February 2008


Doug Cox & Salil Bhatt with Ramkumar Mishra - Slide to Freedom
Northern Blues Music MBM0039
Format: CD
Released: 2007

by David J. Cantor
davidc@soundstage.com

Musical Performance ****
Recording Quality ****
Overall Enjoyment ****

Slide to Freedom is not the first attempt to fuse blues with traditional Indian music. Maybe this album’s success has to do with Doug Cox and Salil Bhatt’s having worked together for more than a year before recording. A more basic explanation would be the players’ high levels of musicianship and dedication to the task.

Cox, a preeminent Canadian Dobroist, is a veteran multi-instrumental performer, recording artist, producer, and teacher. Bhatt, who plays Satvik veena, his own modification of the Indian instrument of the lute family, is tenth generation in a famous lineage -- making music for half a millennium -- and son of the legendary slide player and Grammy winner Padmashree Vishwa Mohan Bhatt, considered one of the world’s greatest musicians by George Harrison and Eric Clapton. The elder Bhatt is a special guest on two tracks, playing his Mohan veena.

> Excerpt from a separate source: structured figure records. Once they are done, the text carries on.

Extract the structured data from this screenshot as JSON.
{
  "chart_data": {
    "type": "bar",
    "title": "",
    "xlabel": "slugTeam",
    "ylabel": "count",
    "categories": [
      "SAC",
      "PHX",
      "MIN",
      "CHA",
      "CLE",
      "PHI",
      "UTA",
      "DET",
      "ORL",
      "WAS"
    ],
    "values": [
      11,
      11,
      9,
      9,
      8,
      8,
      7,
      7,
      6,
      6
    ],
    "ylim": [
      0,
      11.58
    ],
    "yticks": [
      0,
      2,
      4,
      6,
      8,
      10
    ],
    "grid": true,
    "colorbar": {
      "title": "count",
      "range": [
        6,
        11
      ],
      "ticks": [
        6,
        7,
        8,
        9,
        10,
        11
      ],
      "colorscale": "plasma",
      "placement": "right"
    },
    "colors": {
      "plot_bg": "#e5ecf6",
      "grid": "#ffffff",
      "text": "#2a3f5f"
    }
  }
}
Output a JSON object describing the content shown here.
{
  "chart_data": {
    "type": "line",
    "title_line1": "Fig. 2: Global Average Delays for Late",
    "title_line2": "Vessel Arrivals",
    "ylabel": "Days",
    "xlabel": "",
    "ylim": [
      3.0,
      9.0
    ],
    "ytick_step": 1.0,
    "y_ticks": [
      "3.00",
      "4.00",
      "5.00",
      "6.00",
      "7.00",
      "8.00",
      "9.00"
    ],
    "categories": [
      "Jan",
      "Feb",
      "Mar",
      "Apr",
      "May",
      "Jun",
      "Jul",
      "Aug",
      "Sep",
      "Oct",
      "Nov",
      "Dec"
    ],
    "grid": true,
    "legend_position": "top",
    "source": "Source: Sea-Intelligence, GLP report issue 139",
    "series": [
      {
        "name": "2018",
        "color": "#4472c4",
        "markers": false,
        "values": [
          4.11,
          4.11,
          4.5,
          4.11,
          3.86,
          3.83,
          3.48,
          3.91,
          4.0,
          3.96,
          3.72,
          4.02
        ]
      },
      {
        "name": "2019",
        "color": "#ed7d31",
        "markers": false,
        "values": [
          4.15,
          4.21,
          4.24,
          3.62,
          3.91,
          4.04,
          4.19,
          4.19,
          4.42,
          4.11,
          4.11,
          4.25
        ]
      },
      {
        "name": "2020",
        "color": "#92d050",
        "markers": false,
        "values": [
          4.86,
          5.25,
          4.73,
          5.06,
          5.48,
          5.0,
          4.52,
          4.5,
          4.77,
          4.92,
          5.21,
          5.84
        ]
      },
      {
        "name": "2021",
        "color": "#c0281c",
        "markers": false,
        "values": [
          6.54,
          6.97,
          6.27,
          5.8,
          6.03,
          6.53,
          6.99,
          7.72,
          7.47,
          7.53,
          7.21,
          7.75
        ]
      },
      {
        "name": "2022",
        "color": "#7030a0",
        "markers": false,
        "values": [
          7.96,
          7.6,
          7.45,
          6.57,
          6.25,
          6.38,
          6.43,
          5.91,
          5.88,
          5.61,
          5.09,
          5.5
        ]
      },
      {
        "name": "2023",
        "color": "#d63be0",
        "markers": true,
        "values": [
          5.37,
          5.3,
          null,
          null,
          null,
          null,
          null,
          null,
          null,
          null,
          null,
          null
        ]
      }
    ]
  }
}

Mississippi John Hurt’s "Pay Day" opens the disc, setting down unmistakable blues roots. After a pair of long tracks in the Indian tradition, Blind Willie Johnson’s "Soul of a Man" returns us to traditional blues, with strong Indian components. Cox’s "Beware of the Man" is the third and final standard blues tune out of a total of eight tracks. Cox also wrote much of the original "Indian" music.

Lending cohesion are Mishra’s skilled tabla (drum) playing and the disc’s unaffected, crystal-clear arranging, producing, and engineering that deliver to our ears the guitars’ and veenas’ great many strings with the full range of spirit so many well-trained fingers bring to them.